Paddle still used in schools in America’s South

 

Corporal punishment in schools was still legal in 19 US states in 2021, the BBC [British Broadcasting Corporation] reported at the time.

While physical discipline has been outlawed in US military training centres, juvenile detention facilities and as punishment for a crime, slapping or spanking a child remained legal in 19 states across the country.

Nineteen US states – mostly in the country's south – allowed corporal punishment in schools. Rules in each state vary regarding what type of paddle can be used, how hard administrators are permitted to strike the child and whether “bodily injury” to the student is permissible.

Alabama, Texas, Louisiana, Mississippi and Georgia were among the states where the practice is used, though individual school districts within these states may vote to bar the practice.

Some Southern lawmakers were working to ban the practice. Louisiana Congresswoman Stephanie Hilferty sponsored a bill that, if passed, would make corporal punishment illegal in the state. According to Ms Hilferty, 744 students were disciplined with that form of punishment in the last full school year before the Covid-19 pandemic.

Similar measures have failed in recent years, with some opponents saying the issue should be left to individual school districts.

Louisiana and Tennessee have made some changes in the past five years, amending their laws to ban school districts from using paddles or spankings to punish children with disabilities.
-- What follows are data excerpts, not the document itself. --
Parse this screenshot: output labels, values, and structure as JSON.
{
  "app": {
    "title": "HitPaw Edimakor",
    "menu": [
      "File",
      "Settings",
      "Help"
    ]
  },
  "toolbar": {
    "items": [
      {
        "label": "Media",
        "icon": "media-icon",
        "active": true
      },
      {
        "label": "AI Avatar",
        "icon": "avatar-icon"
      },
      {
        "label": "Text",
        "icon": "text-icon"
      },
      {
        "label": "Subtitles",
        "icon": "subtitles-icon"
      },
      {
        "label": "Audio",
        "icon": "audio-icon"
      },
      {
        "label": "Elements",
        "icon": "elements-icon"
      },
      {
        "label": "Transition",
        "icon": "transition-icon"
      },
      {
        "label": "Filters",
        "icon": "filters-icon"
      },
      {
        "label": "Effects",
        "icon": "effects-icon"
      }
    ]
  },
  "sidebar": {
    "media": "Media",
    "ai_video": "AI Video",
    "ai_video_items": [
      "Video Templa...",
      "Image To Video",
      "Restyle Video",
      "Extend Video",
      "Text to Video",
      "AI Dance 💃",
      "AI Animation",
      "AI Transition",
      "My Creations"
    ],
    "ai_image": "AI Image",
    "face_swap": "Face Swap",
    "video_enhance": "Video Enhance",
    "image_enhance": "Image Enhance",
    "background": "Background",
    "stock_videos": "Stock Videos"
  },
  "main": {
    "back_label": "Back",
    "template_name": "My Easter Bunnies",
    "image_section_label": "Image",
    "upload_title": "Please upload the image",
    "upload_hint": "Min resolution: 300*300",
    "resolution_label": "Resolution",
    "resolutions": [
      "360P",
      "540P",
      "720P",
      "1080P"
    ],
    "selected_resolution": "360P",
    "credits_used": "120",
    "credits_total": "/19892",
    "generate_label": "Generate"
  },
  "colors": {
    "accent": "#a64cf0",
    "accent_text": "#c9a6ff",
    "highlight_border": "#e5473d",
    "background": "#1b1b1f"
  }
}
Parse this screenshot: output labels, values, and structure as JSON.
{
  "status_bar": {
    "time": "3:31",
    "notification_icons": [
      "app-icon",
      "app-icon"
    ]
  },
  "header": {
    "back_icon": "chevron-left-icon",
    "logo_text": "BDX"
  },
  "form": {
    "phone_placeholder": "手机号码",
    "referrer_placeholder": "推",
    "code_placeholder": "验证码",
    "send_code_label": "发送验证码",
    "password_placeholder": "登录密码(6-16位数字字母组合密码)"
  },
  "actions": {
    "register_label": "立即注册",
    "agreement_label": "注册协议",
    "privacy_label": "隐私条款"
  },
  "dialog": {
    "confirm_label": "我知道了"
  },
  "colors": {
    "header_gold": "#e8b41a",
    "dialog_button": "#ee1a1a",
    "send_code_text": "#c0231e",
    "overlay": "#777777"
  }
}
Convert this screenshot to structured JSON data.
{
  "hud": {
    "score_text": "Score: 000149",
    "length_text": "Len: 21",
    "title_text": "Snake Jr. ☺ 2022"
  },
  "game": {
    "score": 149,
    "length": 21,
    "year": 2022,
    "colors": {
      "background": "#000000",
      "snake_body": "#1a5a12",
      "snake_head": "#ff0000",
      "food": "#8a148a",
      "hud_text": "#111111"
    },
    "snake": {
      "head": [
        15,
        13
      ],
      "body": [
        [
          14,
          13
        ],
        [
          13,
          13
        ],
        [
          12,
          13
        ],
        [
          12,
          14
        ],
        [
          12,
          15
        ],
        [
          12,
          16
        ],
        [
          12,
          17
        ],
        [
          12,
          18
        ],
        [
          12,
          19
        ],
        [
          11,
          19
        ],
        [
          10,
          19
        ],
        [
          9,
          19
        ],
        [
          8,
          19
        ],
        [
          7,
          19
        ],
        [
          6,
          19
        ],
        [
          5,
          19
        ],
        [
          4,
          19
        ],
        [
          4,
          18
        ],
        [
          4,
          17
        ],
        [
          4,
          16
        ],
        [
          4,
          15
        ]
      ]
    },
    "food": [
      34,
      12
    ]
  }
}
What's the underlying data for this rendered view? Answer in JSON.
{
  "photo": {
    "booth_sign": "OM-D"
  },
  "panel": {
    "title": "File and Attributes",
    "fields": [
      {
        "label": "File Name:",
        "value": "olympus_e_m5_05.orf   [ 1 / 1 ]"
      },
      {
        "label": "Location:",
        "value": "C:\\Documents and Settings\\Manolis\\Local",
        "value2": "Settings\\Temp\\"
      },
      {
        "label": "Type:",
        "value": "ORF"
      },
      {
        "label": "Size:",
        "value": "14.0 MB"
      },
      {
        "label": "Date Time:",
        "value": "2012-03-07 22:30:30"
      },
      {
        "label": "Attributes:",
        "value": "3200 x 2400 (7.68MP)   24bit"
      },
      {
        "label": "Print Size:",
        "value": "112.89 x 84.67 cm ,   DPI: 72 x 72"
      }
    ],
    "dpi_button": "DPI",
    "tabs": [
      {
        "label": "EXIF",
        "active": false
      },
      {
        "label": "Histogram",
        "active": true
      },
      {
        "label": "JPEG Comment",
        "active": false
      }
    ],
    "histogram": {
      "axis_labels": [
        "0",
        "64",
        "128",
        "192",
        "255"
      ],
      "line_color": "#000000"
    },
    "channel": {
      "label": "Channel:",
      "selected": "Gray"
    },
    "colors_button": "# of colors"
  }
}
Still, it has been a decade since a state-wide ban has actually been passed. New Mexico in 2011 passed legislation prohibiting corporal punishment as a disciplinary tool in schools.

In 1977, the US Supreme Court found that the Eighth Amendment – which prohibits cruel and unusual punishment – did not apply to school students, meaning that teachers could use physical punishment without parental permission.

There is no federal ban on corporal punishment. Though the practice has steadily declined over time, more than 106,000 children were physically punished at US public schools during the 2013-2014 school year - the most recent year for which national data is available - according to the Education Department's Office for Civil Rights.